Sanksi pidana bagi anak yang telah ditentukan oleh KUHP (lex generalis) dan Undang-undang No. 11 Tahun 2012 tentang Sistem Peradilan Pidana Anak (lex spesialis) dijelaskan bahwa bagi anak penjatuhan pidananya ditentukan yaitu ½ dari maksimum pidana orang dewasa, dan terhadap anak tidak ada pemberlakuan pidana seumur hidup dan pidana mati. Selain itu juga diatur mengenai sanksi yang dijatuhkan yang ditentukan berdasarkan umur yaitu, bagi anak yang berumur 12 (dua belas).

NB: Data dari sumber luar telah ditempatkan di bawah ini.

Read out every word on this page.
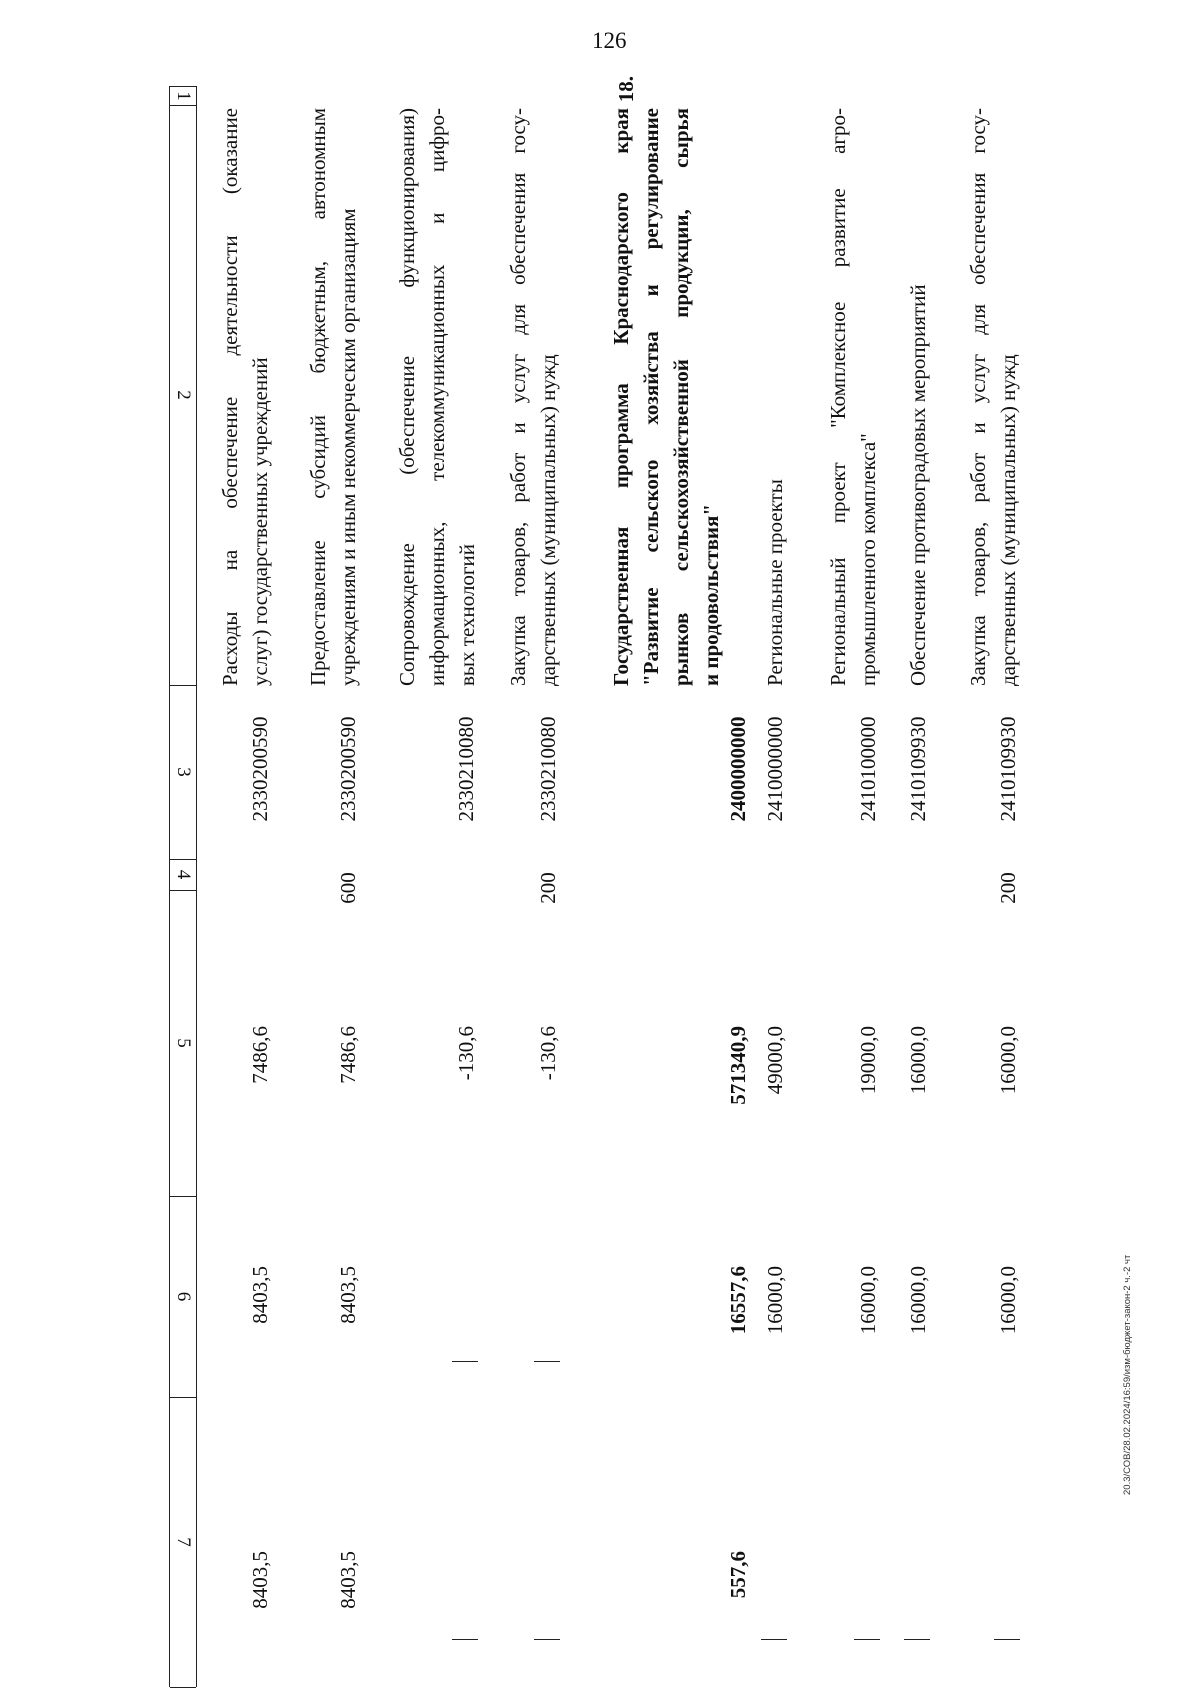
126
20.3/СОВ/28.02.2024/16:59/изм-бюджет-закон-2 ч.-2 чт
1
2
3
4
5
6
7
Расходы на обеспечение деятельности (оказание услуг) государственных учреждений
2330200590
7486,6
8403,5
8403,5
Предоставление субсидий бюджетным, автономным учреждениям и иным некоммерческим организациям
2330200590
600
7486,6
8403,5
8403,5
Сопровождение (обеспечение функционирования) информационных, телекоммуникационных и цифро- вых технологий
2330210080
-130,6
Закупка товаров, работ и услуг для обеспечения госу- дарственных (муниципальных) нужд
2330210080
200
-130,6
Государственная программа Краснодарского края "Развитие сельского хозяйства и регулирование рынков сельскохозяйственной продукции, сырья и продовольствия"
18.
2400000000
571340,9
16557,6
557,6
Региональные проекты
2410000000
49000,0
16000,0
Региональный проект "Комплексное развитие агро- промышленного комплекса"
2410100000
19000,0
16000,0
Обеспечение противоградовых мероприятий
2410109930
16000,0
16000,0
Закупка товаров, работ и услуг для обеспечения госу- дарственных (муниципальных) нужд
2410109930
200
16000,0
16000,0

Karena umur anak yang melakukan tindak pidana dan/atau yang berkonflik dengan hukum terkait perbuatan pidana pembunuhan yang dilakukannya apabila telah berumur 14 tahun sampai dengan 18 tahun tetap melalui tahapan persidangan di pengadilan. Penjatuhan pidana atau tidaknya diserahkan kepada pertimbangan hakim dengan berpokok pada UU SPPA dan sanksi yang telah ditentukan (1/2) dari masa pidana orang dewasa) dan apabila penjatuhan pidana penjara (sebagai ultimum remedium) yang dikenakan oleh hakim, maka demi asas kepentingan terbaik bagi anak maka ditempatkan dalam Lapas Anak dengan kuantitas dan kualitas pelayanan dan infrastruktur yang memadai dan juga harus menghormati dan memenuhi hak-hak mereka sebagai seorang anak. Apabila tindak pidana yang dilakukan Anak merupakan tindak pidana yang diancam dengan pidana mati atau pidana penjara seumur hidup, pidana yang dijatuhkan adalah pidana penjara paling lama 10 tahun.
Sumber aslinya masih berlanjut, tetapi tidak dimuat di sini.